Let $F$ be a field, let $V$ be an $F$-vector space, and consider the tensor square $V \otimes_F V$. Prove that for all nonzero $v,w \in V$, $v \otimes w = w \otimes v$ if and only if $v = aw$ for some $a \in F$.

Let $B = \{e_i\}_I$ be a basis for $V$. Note then that every simple tensor (hence every element) of $V \otimes_F V$ can be written in the form $\sum v_i \otimes e_i$. For each $i \in I$, we have an $F$-module injection $\psi_i : V \rightarrow V \otimes_F V$ given by $v \mapsto v \otimes e_i$. By the universal property of direct sums, we have an $F$-module homomorphism $\Psi : \bigoplus_I V \rightarrow V \otimes_F V$ such that $\Psi(v_i) = \sum v_i \otimes e_i$. Now define $\varphi : V \times V \rightarrow \bigoplus_I V$ by $\varphi(v, \sum a_ie_i) = (va_i)$. This mapping is well defined since every element of $V$ is a finite linear combination of the $e_i$. Moreover, $\varphi$ is clearly bilinear. Thus we have an $F$-module homomorphism $\Phi : V \otimes_F V \rightarrow \bigoplus_I V$ such that $\Phi(v \otimes e_i) = \iota_i(v)$, where $\iota_i$ denotes the $i$th natural injection $V \rightarrow \bigoplus_I V$.

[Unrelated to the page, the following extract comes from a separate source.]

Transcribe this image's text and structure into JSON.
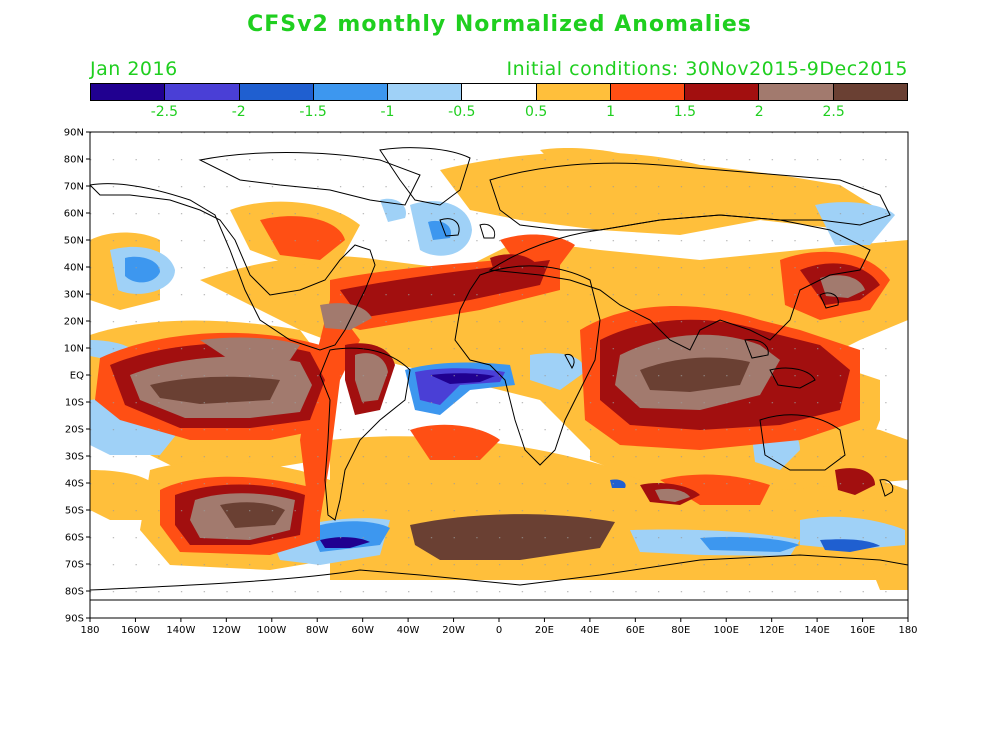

We claim that $\Phi$ and $\Psi$ are mutual inverses. To see this, note that $(\Phi \circ \Psi)(v_i) = \Phi(\sum v_i \otimes e_i) = (v_i)$ and $(\Psi \circ \Phi)(v \otimes (\sum a_ie_i)) = \Psi(va_i)$ $= \sum va_i \otimes e_i = v \otimes \sum a_ie_i$.

Suppose now that $v \otimes w = w \otimes v$. Let $v = \sum a_ie_i$ and $w = \sum b_ie_i$. Then $\Phi(v \otimes w) = \Phi(w \otimes v)$, so that $(vb_i) = (wa_i)$ for all $i \in I$. If $(vb_i) = 0$, then $vb_i = 0$ for all $i$, and since $v \neq 0$, we have $b_i = 0$ for all $i$. Thus $w = 0$, a contradiction. Thus $vb_i = wa_i \neq 0$ for some $i$, and we have $v = b_i^{-1}a_iw$. Thus $v$ and $w$ are linearly dependent.

Conversely, suppose $w = av$. Then $v \otimes w = v \otimes av$ $= va \otimes v$ $= w \otimes v$.